The accretion disc in active galactic nucleus (AGN) is expected to produce strong outflows, in particular an ultraviolet (UV)-line-driven wind. Several observed spectral features, including the soft X-ray excess, have been associated with the accretion disc wind. However, current spectral models of the X-ray spectrum of AGN observed through an accretion disc wind, known to provide a good fit to the observed X-ray data, are ad hoc in their treatment of the outflow velocity and density of the wind material. In order to address these limitations we adopt a numerical computational method that links a series of radiative transfer calculations, incorporating the effect of a global velocity field in a self-consistent manner [XSTAR Simulation Chain for Outflows with Radiative Transfer (XSCORT)]. We present a series of example spectra from the XSCORT code that allow us to examine the shape of AGN X-ray spectra seen through a smooth wind with terminal velocity of 0.3c, as appropriate for a UV-line-driven wind.
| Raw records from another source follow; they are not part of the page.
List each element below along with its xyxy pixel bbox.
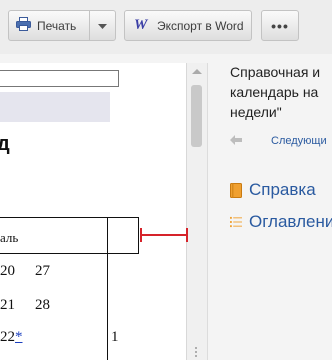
red-measure-marker bbox=[140, 228, 188, 242]
print-main[interactable]: Печать bbox=[9, 11, 89, 40]
chevron-down-icon bbox=[98, 19, 107, 33]
resize-grip-icon[interactable] bbox=[193, 346, 199, 358]
print-dropdown-button[interactable] bbox=[90, 11, 115, 40]
book-icon bbox=[230, 182, 242, 198]
scroll-up-arrow-icon[interactable] bbox=[192, 69, 202, 74]
print-button[interactable]: Печать bbox=[8, 10, 116, 41]
printer-icon bbox=[16, 17, 31, 34]
table-cell: 1 bbox=[111, 329, 119, 345]
table-column-divider bbox=[107, 217, 108, 360]
help-link-label[interactable]: Справка bbox=[249, 180, 316, 200]
document-title-note: Справочная и календарь на недели" bbox=[230, 64, 321, 120]
table-header-cell: аль bbox=[0, 230, 19, 245]
word-icon: W bbox=[134, 17, 149, 34]
table-link-cell: 22* bbox=[0, 329, 23, 346]
document-heading: д bbox=[0, 133, 10, 155]
table-cell: 20 bbox=[0, 263, 15, 279]
back-arrow-icon[interactable] bbox=[230, 134, 242, 148]
more-icon: ••• bbox=[271, 17, 289, 34]
export-word-button[interactable]: W Экспорт в Word bbox=[124, 10, 252, 41]
list-icon bbox=[230, 216, 242, 228]
document-page: д аль 20 27 21 28 22* 1 bbox=[0, 63, 186, 360]
table-of-contents-label[interactable]: Оглавлени bbox=[249, 212, 332, 232]
footnote-link[interactable]: * bbox=[15, 329, 23, 345]
footnote-star[interactable]: * bbox=[15, 329, 23, 345]
table-cell-number: 22 bbox=[0, 329, 15, 345]
svg-text:W: W bbox=[134, 17, 149, 31]
document-input-field[interactable] bbox=[0, 70, 119, 87]
next-link[interactable]: Следующи bbox=[271, 135, 327, 147]
scroll-thumb[interactable] bbox=[191, 85, 202, 147]
table-header-border bbox=[0, 253, 139, 254]
document-shaded-block bbox=[0, 92, 110, 122]
table-cell: 21 bbox=[0, 297, 15, 313]
more-options-button[interactable]: ••• bbox=[261, 10, 299, 41]
help-link[interactable]: Справка bbox=[230, 180, 316, 200]
toolbar: Печать W Экспорт в Word ••• bbox=[0, 0, 332, 54]
document-pane: д аль 20 27 21 28 22* 1 bbox=[0, 63, 208, 360]
table-of-contents-link[interactable]: Оглавлени bbox=[230, 212, 332, 232]
document-scrollbar[interactable] bbox=[186, 63, 207, 360]
print-label: Печать bbox=[37, 18, 77, 33]
side-panel: Справочная и календарь на недели" Следую… bbox=[214, 54, 332, 360]
navigation-row: Следующи bbox=[230, 134, 327, 148]
table-top-border bbox=[0, 217, 139, 218]
export-word-label: Экспорт в Word bbox=[157, 18, 244, 33]
table-cell: 27 bbox=[35, 263, 50, 279]
table-cell: 28 bbox=[35, 297, 50, 313]
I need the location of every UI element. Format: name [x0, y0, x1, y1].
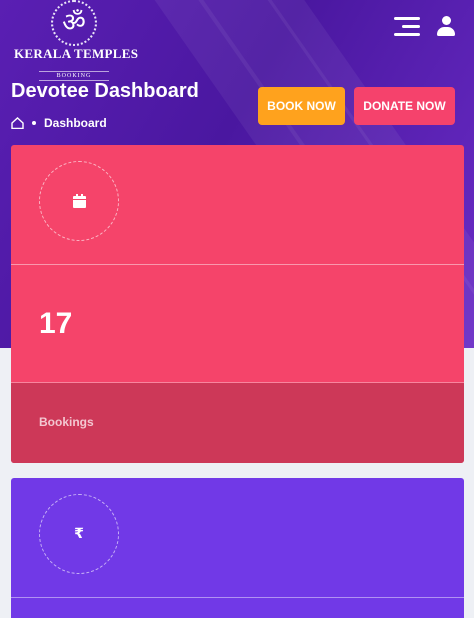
breadcrumb-separator	[32, 121, 36, 125]
brand-logo[interactable]: ॐ KERALA TEMPLES BOOKING	[14, 0, 139, 81]
menu-lines-icon[interactable]	[394, 17, 420, 37]
stat-card-bookings[interactable]: 17 Bookings	[11, 145, 464, 463]
icon-ring	[39, 161, 119, 241]
calendar-icon	[72, 193, 86, 208]
user-icon[interactable]	[436, 16, 456, 38]
breadcrumb-current: Dashboard	[44, 116, 107, 130]
stat-card-donations[interactable]: ₹	[11, 478, 464, 618]
brand-name: KERALA TEMPLES	[14, 46, 139, 61]
page-title: Devotee Dashboard	[11, 80, 199, 102]
rupee-icon: ₹	[74, 526, 84, 542]
book-now-button[interactable]: BOOK NOW	[258, 87, 345, 125]
breadcrumb: Dashboard	[11, 116, 107, 130]
stat-value: 17	[39, 307, 73, 340]
stat-label: Bookings	[39, 415, 94, 429]
om-emblem-icon: ॐ	[51, 0, 97, 46]
icon-ring: ₹	[39, 494, 119, 574]
home-icon[interactable]	[11, 117, 24, 129]
donate-now-button[interactable]: DONATE NOW	[354, 87, 455, 125]
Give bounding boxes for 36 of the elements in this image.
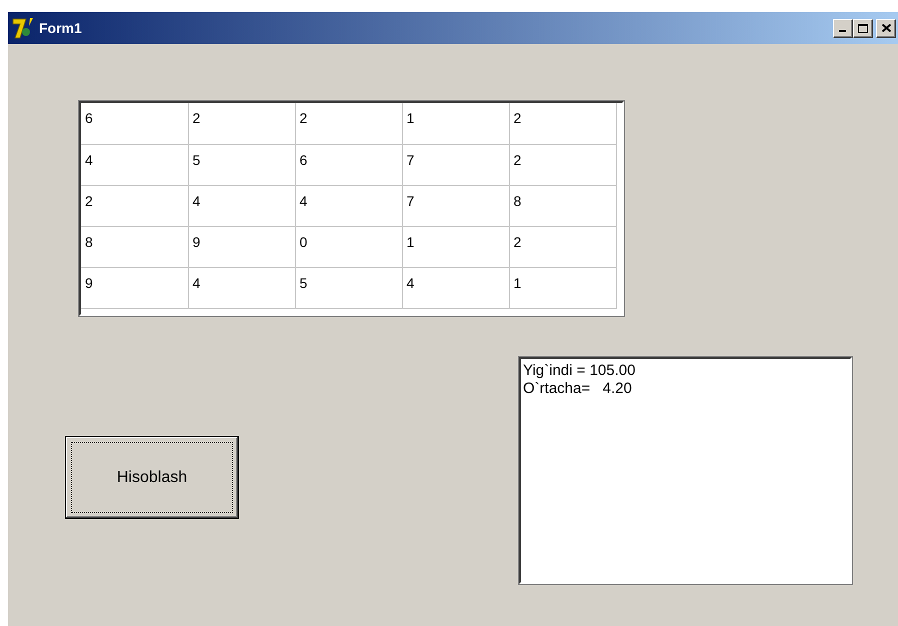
grid-cell[interactable]: 2 bbox=[509, 144, 616, 185]
grid-cell[interactable]: 1 bbox=[402, 226, 509, 267]
grid-cell[interactable]: 5 bbox=[188, 144, 295, 185]
grid-cell[interactable]: 2 bbox=[509, 226, 616, 267]
grid-cell[interactable]: 8 bbox=[81, 226, 188, 267]
grid-cell[interactable]: 4 bbox=[295, 185, 402, 226]
grid-cell[interactable]: 9 bbox=[188, 226, 295, 267]
grid-cell[interactable]: 9 bbox=[81, 267, 188, 308]
grid-cell[interactable]: 6 bbox=[295, 144, 402, 185]
close-button[interactable] bbox=[876, 18, 896, 38]
minimize-button[interactable] bbox=[833, 18, 853, 38]
grid-cell[interactable]: 7 bbox=[402, 144, 509, 185]
grid-cell[interactable]: 2 bbox=[295, 103, 402, 144]
maximize-button[interactable] bbox=[853, 18, 873, 38]
memo-line: O`rtacha= 4.20 bbox=[523, 380, 633, 398]
grid-cell[interactable]: 6 bbox=[81, 103, 188, 144]
grid-cell[interactable]: 1 bbox=[402, 103, 509, 144]
grid-cell[interactable]: 4 bbox=[402, 267, 509, 308]
grid-cell[interactable]: 8 bbox=[509, 185, 616, 226]
grid-cell[interactable]: 2 bbox=[188, 103, 295, 144]
grid-cell[interactable]: 0 bbox=[295, 226, 402, 267]
grid-cell[interactable]: 4 bbox=[81, 144, 188, 185]
grid-cell[interactable]: 1 bbox=[509, 267, 616, 308]
window-title: Form1 bbox=[39, 20, 83, 36]
calculate-button[interactable]: Hisoblash bbox=[65, 436, 239, 519]
grid-cell[interactable]: 5 bbox=[295, 267, 402, 308]
app-icon bbox=[12, 17, 36, 39]
output-memo[interactable]: Yig`indi = 105.00 O`rtacha= 4.20 bbox=[523, 362, 848, 398]
grid-cell[interactable]: 2 bbox=[509, 103, 616, 144]
grid-cell[interactable]: 4 bbox=[188, 267, 295, 308]
memo-line: Yig`indi = 105.00 bbox=[523, 362, 636, 380]
maximize-icon bbox=[858, 24, 868, 32]
grid-cell[interactable]: 2 bbox=[81, 185, 188, 226]
grid-cell[interactable]: 7 bbox=[402, 185, 509, 226]
close-icon bbox=[882, 24, 890, 32]
grid-cell[interactable]: 4 bbox=[188, 185, 295, 226]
We calculate spectra for a range of different acceleration laws, density distributions, total column densities and ionization parameters, but all these have sharp features that contrast strongly with both the previous 'smeared absorption' models, and with the observed smoothness of the soft X-ray excess. This rules out absorption in a radiatively driven accretion disc wind as the origin of the soft X-ray excess, though a larger terminal velocity, possibly associated with material in a magnetically driven outflow/jet, may allow outflow models to recover a smooth excess.